# Onyxia Kürschnern



## Quener (16. Oktober 2007)

Hab mal ne Frage zum Kürschern von ONY.
Hab neulich ingame aufgeschnappt das es nicht mehr möglich sein soll ONY mit LvL 70 zu kürschner?
Ist da was dran oder is das mal wieder so ne frei erfundene Story?? 


			Dieser Inhalt steht nur eingeloggten Mitgliedern zur Verfügung.
        

 

Also is schon klar das ich nen Kürschenerskill von 315 brauche, aber wieso sollte das auf LvL 70 nicht mehr funktionieren?


----------



## Tirkari (22. Oktober 2007)

Wer immer das erzählt hat, das ist totaler Blödsinn.
Die Drachendame hat sich bei uns bis jetzt noch immer kürschnern lassen, obwohl der einzige nicht-70er, der normalerweise dabei ist, ein lvl60-Hexer ist, der nicht kürschnern kann.

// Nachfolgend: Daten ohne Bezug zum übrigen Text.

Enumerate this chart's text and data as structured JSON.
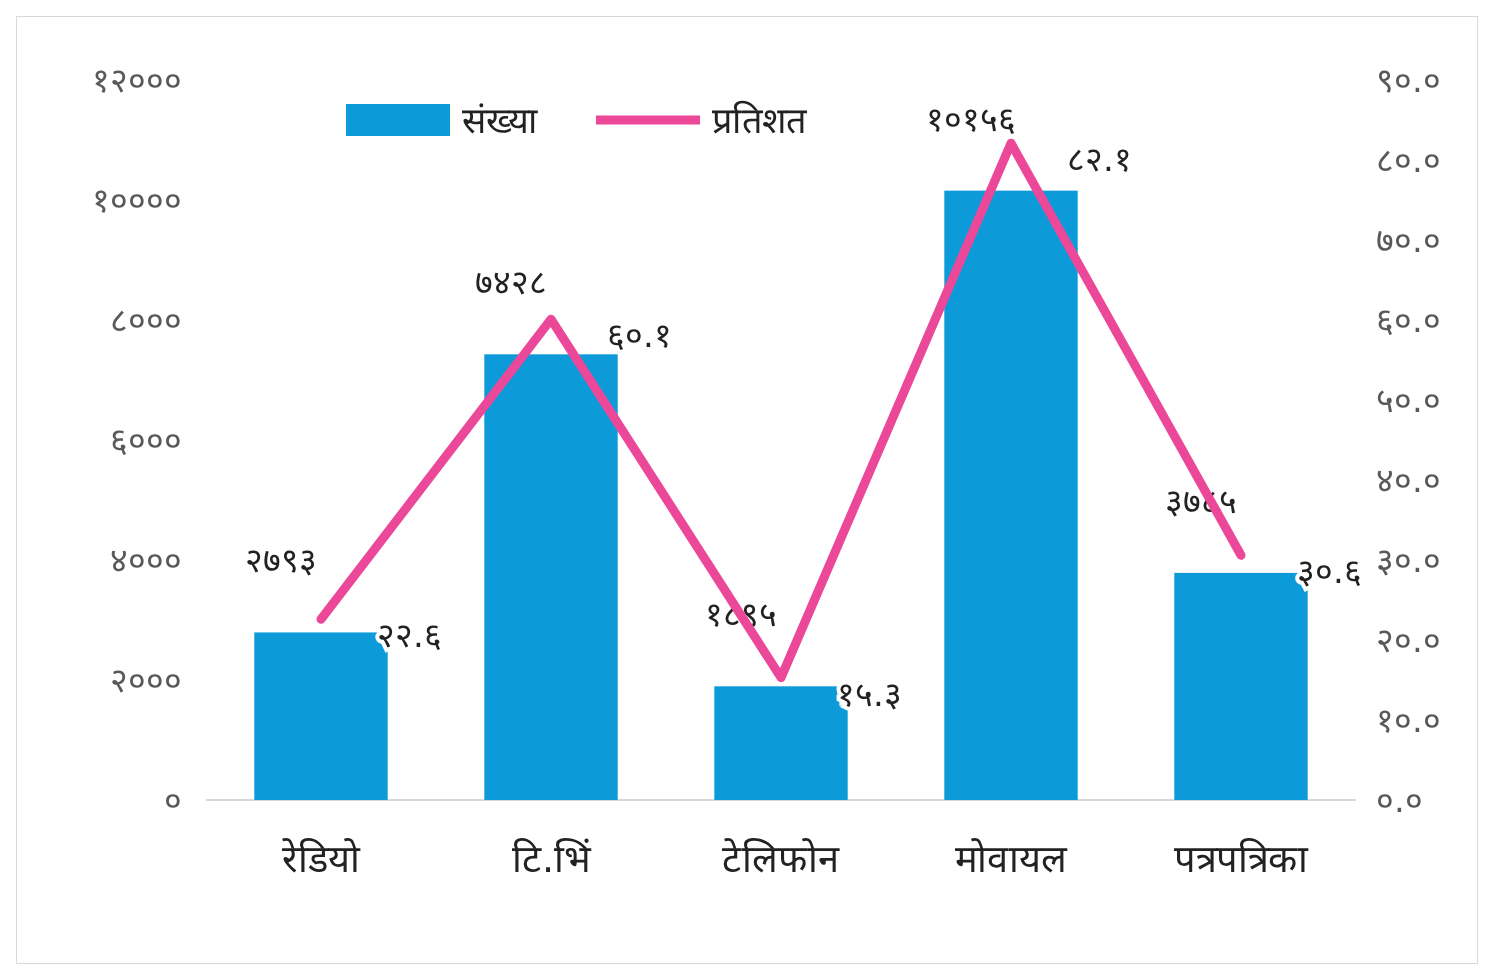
{
  "chart_data": {
    "type": "bar",
    "categories": [
      "रेडियो",
      "टि.भिं",
      "टेलिफोन",
      "मोवायल",
      "पत्रपत्रिका"
    ],
    "series": [
      {
        "name": "संख्या",
        "color": "#0d9ad8",
        "values": [
          2793,
          7428,
          1895,
          10156,
          3785
        ],
        "value_labels": [
          "२७९३",
          "७४२८",
          "१८९५",
          "१०१५६",
          "३७८५"
        ]
      },
      {
        "name": "प्रतिशत",
        "type": "line",
        "axis": "y2",
        "color": "#ec4899",
        "values": [
          22.6,
          60.1,
          15.3,
          82.1,
          30.6
        ],
        "value_labels": [
          "२२.६",
          "६०.१",
          "१५.३",
          "८२.१",
          "३०.६"
        ]
      }
    ],
    "ylim": [
      0,
      12000
    ],
    "yticks": [
      {
        "value": 0,
        "label": "०"
      },
      {
        "value": 2000,
        "label": "२०००"
      },
      {
        "value": 4000,
        "label": "४०००"
      },
      {
        "value": 6000,
        "label": "६०००"
      },
      {
        "value": 8000,
        "label": "८०००"
      },
      {
        "value": 10000,
        "label": "१००००"
      },
      {
        "value": 12000,
        "label": "१२०००"
      }
    ],
    "y2lim": [
      0,
      90
    ],
    "y2ticks": [
      {
        "value": 0,
        "label": "०.०"
      },
      {
        "value": 10,
        "label": "१०.०"
      },
      {
        "value": 20,
        "label": "२०.०"
      },
      {
        "value": 30,
        "label": "३०.०"
      },
      {
        "value": 40,
        "label": "४०.०"
      },
      {
        "value": 50,
        "label": "५०.०"
      },
      {
        "value": 60,
        "label": "६०.०"
      },
      {
        "value": 70,
        "label": "७०.०"
      },
      {
        "value": 80,
        "label": "८०.०"
      },
      {
        "value": 90,
        "label": "९०.०"
      }
    ],
    "legend": "top",
    "grid": false,
    "marker": "none",
    "line_style": "solid"
  }
}
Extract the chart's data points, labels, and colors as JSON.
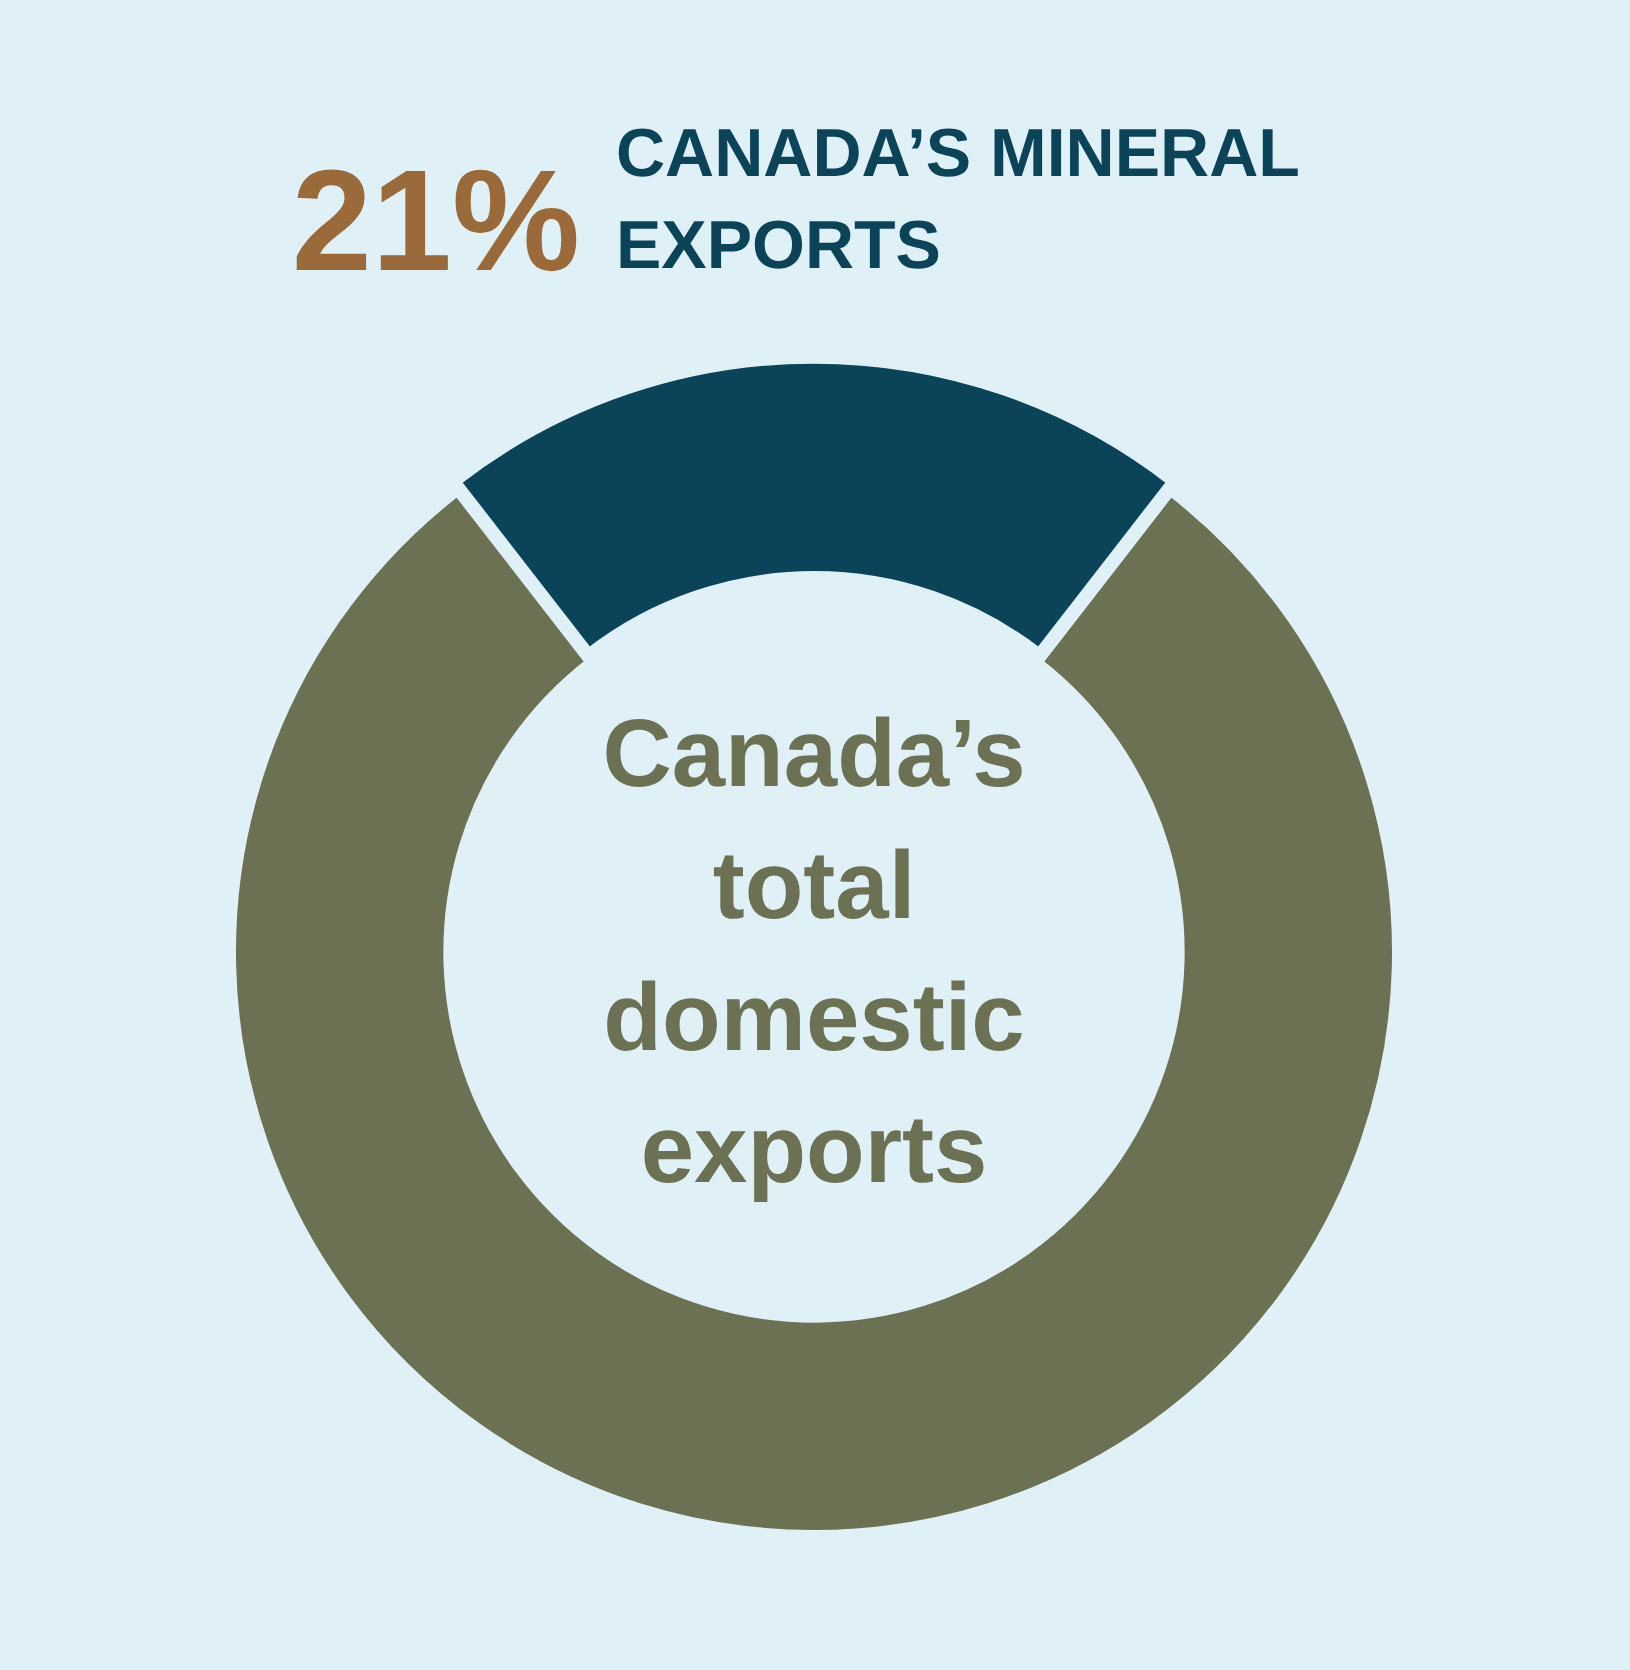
{
  "chart_data": {
    "type": "donut",
    "categories": [
      "CANADA’S MINERAL EXPORTS",
      "Canada’s total domestic exports"
    ],
    "values": [
      21,
      79
    ],
    "colors": [
      "#0b4459",
      "#6b7152"
    ],
    "value_labels": [
      "21%",
      null
    ],
    "legend": false
  }
}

Hat da vielleicht wer vergessen, alles zu looten und setzt deshalb jetzt solche Märchen in die Welt?  


			Dieser Inhalt steht nur eingeloggten Mitgliedern zur Verfügung.


----------



## Ombus (29. Oktober 2007)

Tirkari schrieb:


> Hat da vielleicht wer vergessen, alles zu looten und setzt deshalb jetzt solche Märchen in die Welt?
> 
> 
> Dieser Inhalt steht nur eingeloggten Mitgliedern zur Verfügung.



OMG..das erinnert mich an die MC Zeit wo dann jeder Affe rumgespammt hat "HUNDE LOOTEN" ^^
Aber bei Ony hatten wir das noch nie...vorallem jetzt mit 70(wobei ich sagen muss,bei 5leuten gibt die dame echt gut geld ;> )


----------